Within a role-playing game, a player is able to create and take on a persona of their choosing. This persona can have similar attributes to them or one that entirely different ones, perhaps attributes that they wish they could have. For example, someone who wishes they could be more open in communicating with others could take on the role of a Bard in a fantasy world, or a Press Spokesperson in a crime-thriller experience.
The mechanism that allows for this to be possible is the narrative within these “games”. Storytelling is an incredibly powerful tool when trying to convey large amounts of information and getting the brain and mind to process it efficiently. Within a narrative world with appropriate situations, a player can easily and comfortably slip into a role and take on the expectations and responsibilities associated with it.
The key to this being effective though is having a competent and well-practiced “Game Master” (GM), otherwise known as a Facilitator in Academic vernacular, or the Storyteller. In my experience, the storyteller or GM is really the make or break in the effectiveness of an RPG as a tool.

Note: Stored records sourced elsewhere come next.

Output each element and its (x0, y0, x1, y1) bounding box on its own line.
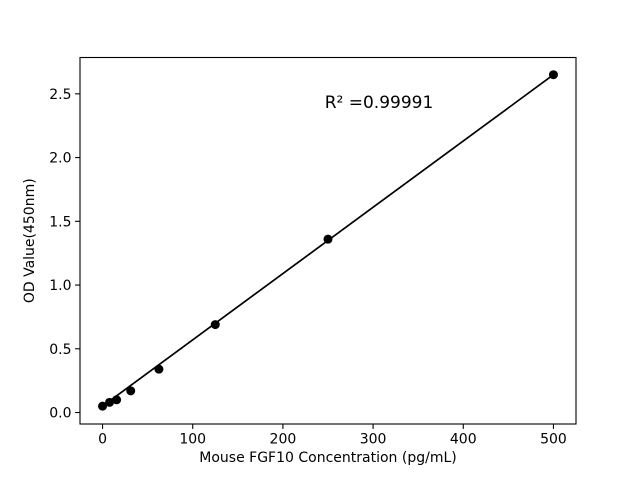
data-point (126, 386, 136, 396)
data-point (210, 320, 220, 330)
data-point (154, 364, 164, 374)
x-tick-label: 200 (270, 432, 297, 448)
r-squared-annotation: R² =0.99991 (325, 93, 434, 113)
data-point (98, 401, 108, 411)
x-axis-label: Mouse FGF10 Concentration (pg/mL) (199, 450, 456, 466)
data-point (548, 70, 558, 80)
y-tick-label: 1.0 (49, 278, 71, 294)
y-tick-label: 0.5 (49, 342, 71, 358)
y-tick-label: 1.5 (49, 214, 71, 230)
x-tick-label: 300 (360, 432, 387, 448)
x-tick-label: 100 (179, 432, 206, 448)
y-axis-label: OD Value(450nm) (22, 178, 38, 303)
data-point (323, 234, 333, 244)
data-point (112, 395, 122, 405)
y-tick-label: 0.0 (49, 406, 71, 422)
y-tick-label: 2.5 (49, 87, 71, 103)
x-tick-label: 0 (98, 432, 107, 448)
y-tick-label: 2.0 (49, 151, 71, 167)
axes-frame (79, 56, 577, 425)
x-tick-label: 500 (540, 432, 567, 448)
x-tick-label: 400 (450, 432, 477, 448)
data-point (105, 397, 115, 407)
plot-area: 0 100 200 300 400 500 0.0 0.5 1.0 1.5 2.0 2.5 (49, 56, 577, 448)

In the case of our example with the teen who has Asperger’s, a strong and competent GM will be able to take them as the player through experiences and situations that they may encounter in the real world, or ones that they may have gone through already. Tailoring it in such a way to give them the chance to navigate these as their chosen persona, while being a safe space.
It is suggested that these not be one-on-one experiences for players, personally, I would recommend that there be between 3–7 players and perhaps you or a professional (storyteller) facilitate the overall experience. After all, it wouldn’t be very effective as a social therapeutic tool if it was done in a socially interactive vacuum.

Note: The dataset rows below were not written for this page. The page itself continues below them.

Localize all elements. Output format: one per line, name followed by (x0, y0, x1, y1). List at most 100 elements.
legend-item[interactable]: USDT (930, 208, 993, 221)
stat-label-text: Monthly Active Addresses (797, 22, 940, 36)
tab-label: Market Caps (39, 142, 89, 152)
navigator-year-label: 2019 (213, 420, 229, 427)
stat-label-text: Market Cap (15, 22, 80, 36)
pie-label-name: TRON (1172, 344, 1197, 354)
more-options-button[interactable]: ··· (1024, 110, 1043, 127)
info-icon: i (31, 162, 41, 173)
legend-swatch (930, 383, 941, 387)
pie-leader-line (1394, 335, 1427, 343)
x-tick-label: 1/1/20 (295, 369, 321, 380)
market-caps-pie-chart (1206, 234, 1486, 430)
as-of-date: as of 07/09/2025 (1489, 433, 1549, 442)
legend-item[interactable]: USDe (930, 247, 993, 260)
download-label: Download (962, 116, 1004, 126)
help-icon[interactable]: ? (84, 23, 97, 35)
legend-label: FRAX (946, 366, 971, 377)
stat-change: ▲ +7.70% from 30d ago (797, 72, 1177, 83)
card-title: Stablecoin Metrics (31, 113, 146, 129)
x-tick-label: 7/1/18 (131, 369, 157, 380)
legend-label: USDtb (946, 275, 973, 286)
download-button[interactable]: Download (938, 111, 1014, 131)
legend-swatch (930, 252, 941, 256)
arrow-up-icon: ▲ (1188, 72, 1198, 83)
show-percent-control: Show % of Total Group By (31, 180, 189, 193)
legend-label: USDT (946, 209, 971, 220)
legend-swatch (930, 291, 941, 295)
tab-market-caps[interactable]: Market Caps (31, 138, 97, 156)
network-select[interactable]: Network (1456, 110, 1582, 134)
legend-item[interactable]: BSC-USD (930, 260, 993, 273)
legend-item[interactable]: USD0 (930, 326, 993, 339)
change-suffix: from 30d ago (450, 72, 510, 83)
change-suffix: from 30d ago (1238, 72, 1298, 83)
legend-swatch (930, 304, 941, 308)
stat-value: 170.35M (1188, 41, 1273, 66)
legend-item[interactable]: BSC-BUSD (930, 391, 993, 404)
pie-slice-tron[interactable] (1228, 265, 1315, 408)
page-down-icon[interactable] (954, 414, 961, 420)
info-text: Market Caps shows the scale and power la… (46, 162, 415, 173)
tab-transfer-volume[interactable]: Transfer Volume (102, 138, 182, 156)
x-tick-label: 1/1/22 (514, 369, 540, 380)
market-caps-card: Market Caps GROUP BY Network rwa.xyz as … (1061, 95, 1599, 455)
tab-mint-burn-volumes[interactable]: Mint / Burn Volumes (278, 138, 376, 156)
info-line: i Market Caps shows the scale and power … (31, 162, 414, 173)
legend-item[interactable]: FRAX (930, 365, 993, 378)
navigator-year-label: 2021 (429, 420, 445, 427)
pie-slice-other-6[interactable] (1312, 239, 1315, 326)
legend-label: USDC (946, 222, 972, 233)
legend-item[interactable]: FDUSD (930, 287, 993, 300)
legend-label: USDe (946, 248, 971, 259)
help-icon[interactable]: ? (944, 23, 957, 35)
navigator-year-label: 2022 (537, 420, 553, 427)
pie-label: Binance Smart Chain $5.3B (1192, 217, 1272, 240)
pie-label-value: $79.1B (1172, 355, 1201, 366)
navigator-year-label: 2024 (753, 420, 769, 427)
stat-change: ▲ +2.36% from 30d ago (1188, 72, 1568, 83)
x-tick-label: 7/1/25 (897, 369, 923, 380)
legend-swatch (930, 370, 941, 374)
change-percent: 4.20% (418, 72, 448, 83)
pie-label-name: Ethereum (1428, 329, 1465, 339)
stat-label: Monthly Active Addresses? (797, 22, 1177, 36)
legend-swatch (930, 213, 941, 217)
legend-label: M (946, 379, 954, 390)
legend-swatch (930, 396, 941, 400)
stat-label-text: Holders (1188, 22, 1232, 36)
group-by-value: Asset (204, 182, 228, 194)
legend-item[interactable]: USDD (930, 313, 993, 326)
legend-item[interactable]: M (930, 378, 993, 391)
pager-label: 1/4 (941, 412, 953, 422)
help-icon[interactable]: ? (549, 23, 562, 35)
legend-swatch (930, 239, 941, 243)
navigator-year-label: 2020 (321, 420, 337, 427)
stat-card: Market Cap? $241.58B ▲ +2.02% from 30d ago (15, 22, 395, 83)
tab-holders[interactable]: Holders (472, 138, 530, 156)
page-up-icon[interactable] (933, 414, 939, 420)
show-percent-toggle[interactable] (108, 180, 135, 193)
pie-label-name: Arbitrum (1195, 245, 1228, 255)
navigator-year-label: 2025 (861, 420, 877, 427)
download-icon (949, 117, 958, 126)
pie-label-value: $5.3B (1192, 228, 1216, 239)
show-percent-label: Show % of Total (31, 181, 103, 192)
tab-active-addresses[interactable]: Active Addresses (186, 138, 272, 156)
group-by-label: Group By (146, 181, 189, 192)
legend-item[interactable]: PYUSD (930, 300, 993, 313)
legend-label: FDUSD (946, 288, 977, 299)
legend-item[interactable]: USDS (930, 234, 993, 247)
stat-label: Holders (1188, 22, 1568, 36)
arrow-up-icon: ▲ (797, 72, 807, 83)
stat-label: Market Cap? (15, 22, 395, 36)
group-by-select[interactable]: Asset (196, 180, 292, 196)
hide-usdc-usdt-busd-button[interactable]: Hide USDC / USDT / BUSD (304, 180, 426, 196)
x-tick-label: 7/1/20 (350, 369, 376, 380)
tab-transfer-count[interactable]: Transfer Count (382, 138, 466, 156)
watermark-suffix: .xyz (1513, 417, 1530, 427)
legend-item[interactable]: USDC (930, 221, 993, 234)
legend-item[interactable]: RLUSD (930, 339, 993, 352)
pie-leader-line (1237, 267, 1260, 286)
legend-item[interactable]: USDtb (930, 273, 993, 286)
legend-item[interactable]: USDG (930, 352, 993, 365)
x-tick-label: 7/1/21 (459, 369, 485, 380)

With an imaginary experience like D&D or similar, the players are able to learn effective ways of communicating in various social settings. The nature of such RPG narrative environments means that players must communicate and work together to overcome unexpected challenges and obstacles. They will need to learn quickly how to request help from the compatriots, how to deal with problems under pressure and also to have difficult conversations with either their teammates or with non-player characters (NPC’s) that they GM throws at them.
All of these types of situations will aid the teen in working on their social awareness and social functioning skills. Often those with Asperger’s, like our teen, are not skilled in social interactions and as a result become “shy”. Allowing them to interact in an RPG environment gives them situations where they can wear a “mask” and feel less vulnerable while doing that which they actually want to do, interact with others.
In essence, the RPG is a type of “play therapy”. Safe environments where skills and acts can be practiced, and with enough practice and exposure, the players may even try it out in the real world, with a level of confidence and success.
The reason an alternate reality role-playing game like D&D or other similar experiences are so effective is because of its immediate feedback mechanic. The instantaneous feedback is possible because of the fluid nature of a confined, imaginary narrative space. Players are able to take decisions and experience the direct outcomes and consequences of those decisions and actions, as soon as they take them. And the storytelling facilitator is able to weave and relate these outcomes in a way that the players can understand them better. Offering detail and explanation that might otherwise be absent in a real-world situation.
The final point when using an RPG as a therapeutic tool is that you target the age group correctly. And this has nothing to do with the narrative. It has to do with the level of complexity. As many people between the ages of 7 and 97 enjoy Fantasy Dungeon adventures, or Victorian Crime thrillers, or 1980’s Espionage stories. But not every 7-year-old is able to understand the complexity required to solve a Victorian crime, and not every 47-year-old would be challenged by interacting with a magical talking cat.
So, when either developing it yourself or with a professional Gamemaster, ensure you consider your audience, in terms of complexity, subject matter and the goal. When it comes to a therapeutic tool, make sure you have the best interest of your players always at heart, and make sure that a trained Therapist can review your idea if you’re unsure. And hopefully, in the end, you can have made difference in someone’s life.